2019        Jul 20, The Washington Post reported late today that US President Donald Trump's administration will pause its enforcement of a new rule barring federally funded family planning clinics from referring women for abortions. Clinics would now have two months to comply before facing penalties.
    (Reuters, 7/21/19)
2019        Jul 20, A blistering heat wave roasted the eastern half of the US. Boston officials declared a heat emergency through the weekend.
    (SSFC, 7/21/19, p.A8)
2019        Jul 20, In South Carolina Denali Berries Stuckey (29), black transgender women, was found dead on the shoulder of a North Charleston road.
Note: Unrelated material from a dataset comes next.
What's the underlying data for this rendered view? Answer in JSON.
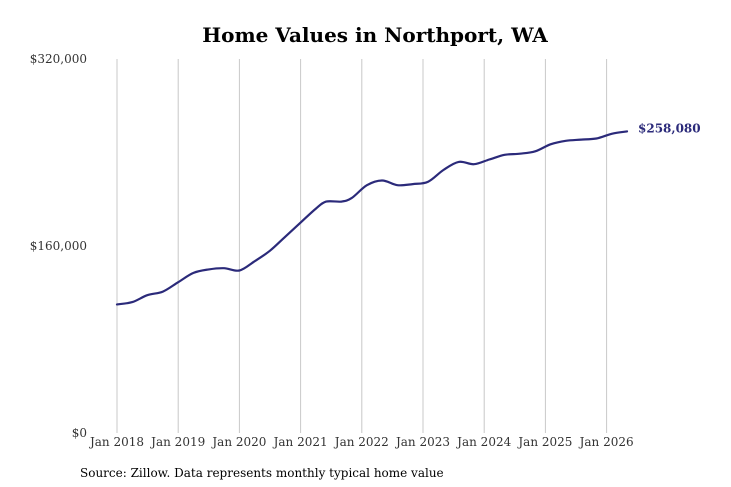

Stuckey was the third known black trans woman murdered in South Carolina since 2018 and the 12th known transgender person to violently die this year in the US.
    (AP, 7/25/19)
2019        Jul 20, In southern Texas five people were killed and seven others injured in a three-vehicle accident on US-95 near Victoria.
    (SFC, 7/23/19, p.A6)
2019        Jul 20, British Airways and Lufthansa both said they were suspending flights to Cairo for unspecified reasons related to safety and security.
    (AP, 7/20/19)
2019        Jul 20, Bulgaria reported an outbreak of African swine fever at a breeding farm for pigs near the Danube city of Ruse in the north east of the Balkan country and said all pigs on the holding, or 17,000, will be culled.
    (Reuters, 7/20/19)
2019        Jul 20, Tens of thousands gathered in Hong Kong to voice support for the police and call for an end to violence, after a wave of protests against an extradition bill triggered clashes between police and activists and plunged the city into crisis.
    (Reuters, 7/20/19)
2019        Jul 20, Iraq's military said its troops in partnership with security agencies and paramilitary forces launched the second phase of an operation aimed at clearing remnants of the Islamic State group from north of Baghdad and surrounding areas.
    (AP, 7/20/19)
2019        Jul 20, Iraqi Kurdistan's security services said they had arrested a man for assassinating a Turkish diplomat in the regional capital Erbil on July 17, and believed the suspect was the brother of a lawmaker in the Turkish parliament.
    (Reuters, 7/20/19)
2019        Jul 20, The self-styled Libyan National Army declared "zero hour" in its offensive to capture the capital, Tripoli, from the UN-backed government.
    (AP, 7/20/19)
2019        Jul 20, Libya's National Oil Corporation confirmed that production at its 290,000 barrels per day El Sharara oilfield was currently offline.
    (Reuters, 7/20/19)
2019        Jul 20, Mexico announced that it is sponsoring a $31 million tree planting program in El Salvador known as "Sowing Life".
    (SSFC, 7/21/19, p.A2)
2019        Jul 20, In western Nigeria four Turkish nationals were kidnapped late today in Gbale village, Kwara state. Police soon began conducting a rescue operation.
    (Reuters, 7/21/19)
2019        Jul 20, Voters in the turbulent former tribal zones of northwestern Pakistan went to the polls in the first provincial elections since the region lost the semi-autonomous status it had held since the British colonial era.
    (Reuters, 7/20/19)
2019        Jul 20, Polish police detained 25 people in Bialystok, after attacks on those taking part in the city's first equality march amid accusations that the ruling Law and Justice (PiS) party benefits from fuelling anti-gay sentiment.
    (Reuters, 7/21/19)
2019        Jul 20, In Russia more than 10,000 people took to the streets of Moscow to protest against the exclusion of most opposition-minded candidates from an election for the city's legislature.